There’s more than one pathway for carbon-fixation.  C3 is the old-fashioned way;  about 95 percent of all the plants in the world do it. But C4, which didn’t really start catching on until 6 or 7 million years ago, lets plants grow bigger with less water. The C4 Rice Project wants to convince rice to switch over, so we’d have more food. But as long as we’re fiddling with genetics, why not convert the human species to C4? Then we would all be a pleasant green color and spend our days lying in puddles with our faces to the sun.

Monday, November 22, 2021

Set the Controls for the Day Before Yesterday

I’m probably remembering this wrong: Somebody once asked Theodore Sturgeon to define the Golden Age of Science Fiction and he said, “Twelve.” Which, yeah, that’s the age at which you feel simultaneously possessed of infinite potential and unbearably constricted by your immediate circumstances. And here were magazines with rocketships and women in chrome bikinis on the cover. Here were names like Asimov and Zelazny which in themselves sounded exotic and extraterrestrial. Nowadays, I don’t dream so much of space travel, and believe the best use for a reliable and accurate  time machine would be to allow me to procrastinate indefinitely.

Monday, November 15, 2021

A wikiholistic view

If history teaches us anything it’s that history teaches us nothing. No. Wait. It also teaches us that Lawrence, Kansas, was founded in 1854 and that England had a king named Æthelred the Unready not once but twice, the same guy both times.

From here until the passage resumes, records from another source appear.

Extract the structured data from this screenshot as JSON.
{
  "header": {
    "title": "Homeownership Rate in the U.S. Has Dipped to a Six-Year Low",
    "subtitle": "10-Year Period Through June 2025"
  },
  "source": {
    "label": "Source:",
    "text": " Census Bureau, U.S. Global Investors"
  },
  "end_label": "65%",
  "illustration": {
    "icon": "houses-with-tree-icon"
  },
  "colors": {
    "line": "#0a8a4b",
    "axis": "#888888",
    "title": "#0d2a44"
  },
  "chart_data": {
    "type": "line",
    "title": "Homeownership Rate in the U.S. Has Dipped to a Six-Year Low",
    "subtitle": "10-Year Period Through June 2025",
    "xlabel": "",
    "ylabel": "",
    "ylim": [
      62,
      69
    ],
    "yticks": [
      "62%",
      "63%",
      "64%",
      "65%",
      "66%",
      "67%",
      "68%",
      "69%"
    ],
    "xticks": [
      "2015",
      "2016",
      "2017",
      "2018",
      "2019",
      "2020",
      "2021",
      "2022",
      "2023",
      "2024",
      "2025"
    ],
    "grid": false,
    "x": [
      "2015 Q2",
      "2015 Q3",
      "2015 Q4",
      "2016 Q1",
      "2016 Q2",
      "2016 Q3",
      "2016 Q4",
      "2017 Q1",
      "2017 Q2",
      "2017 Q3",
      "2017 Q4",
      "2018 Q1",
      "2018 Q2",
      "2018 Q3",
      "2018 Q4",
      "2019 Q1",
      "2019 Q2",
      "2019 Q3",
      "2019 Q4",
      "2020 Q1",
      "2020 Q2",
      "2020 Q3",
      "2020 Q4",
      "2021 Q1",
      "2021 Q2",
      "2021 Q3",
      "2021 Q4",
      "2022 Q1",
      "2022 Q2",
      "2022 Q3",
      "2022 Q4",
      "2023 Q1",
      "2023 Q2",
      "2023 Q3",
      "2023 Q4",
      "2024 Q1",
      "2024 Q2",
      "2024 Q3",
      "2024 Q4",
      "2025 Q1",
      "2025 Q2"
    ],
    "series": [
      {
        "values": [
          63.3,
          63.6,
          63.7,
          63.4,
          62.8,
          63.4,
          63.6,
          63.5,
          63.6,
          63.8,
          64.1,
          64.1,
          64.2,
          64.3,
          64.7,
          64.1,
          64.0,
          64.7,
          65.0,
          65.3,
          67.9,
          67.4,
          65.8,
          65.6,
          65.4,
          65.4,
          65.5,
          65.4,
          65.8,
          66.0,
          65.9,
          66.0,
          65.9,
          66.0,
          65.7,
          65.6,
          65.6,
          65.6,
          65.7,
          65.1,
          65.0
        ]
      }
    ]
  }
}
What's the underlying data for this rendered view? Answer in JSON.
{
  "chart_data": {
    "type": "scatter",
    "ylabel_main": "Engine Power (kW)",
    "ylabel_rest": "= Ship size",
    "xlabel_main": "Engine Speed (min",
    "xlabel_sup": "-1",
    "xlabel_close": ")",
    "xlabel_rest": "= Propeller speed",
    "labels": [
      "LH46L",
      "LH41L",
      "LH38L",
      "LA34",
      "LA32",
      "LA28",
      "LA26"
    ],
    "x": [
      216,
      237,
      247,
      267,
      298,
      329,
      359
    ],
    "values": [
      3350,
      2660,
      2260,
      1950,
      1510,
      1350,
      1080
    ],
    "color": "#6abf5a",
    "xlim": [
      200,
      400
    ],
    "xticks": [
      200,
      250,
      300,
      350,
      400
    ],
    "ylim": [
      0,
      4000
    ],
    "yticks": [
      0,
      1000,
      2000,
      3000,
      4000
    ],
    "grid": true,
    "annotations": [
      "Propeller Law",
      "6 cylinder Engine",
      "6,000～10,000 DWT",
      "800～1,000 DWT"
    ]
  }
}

He took a few months off during the winter of 1013-1014 to go into exile in Normandy but came back when Sweyn Forkbeard, whose dad was Harald Bluetooth, after whom is named a wireless technology deployed with varying degrees of success in a broad range of consumer electronics, dropped over dead. So. History teaches us nothing useful.

Monday, November 1, 2021


Nearly 500 years ago, in 1522, Ferdinand Magellan’s crew completed the first circumnavigation of the globe. It took over a thousand days, more than 25,000 hours. In 1924 the United States Army Air Service made the trip in 175 days. That’s 4,200 hours. Right this minute there are folks up in the International Space Station making the trip every hour and a half. So 16,000 times faster in 500 years. Projecting that rate of improvement forward, by 2521 we’ll have cut the travel time to reach the first exoplanet in another galaxy (Messier 51) to a mere 65 million years.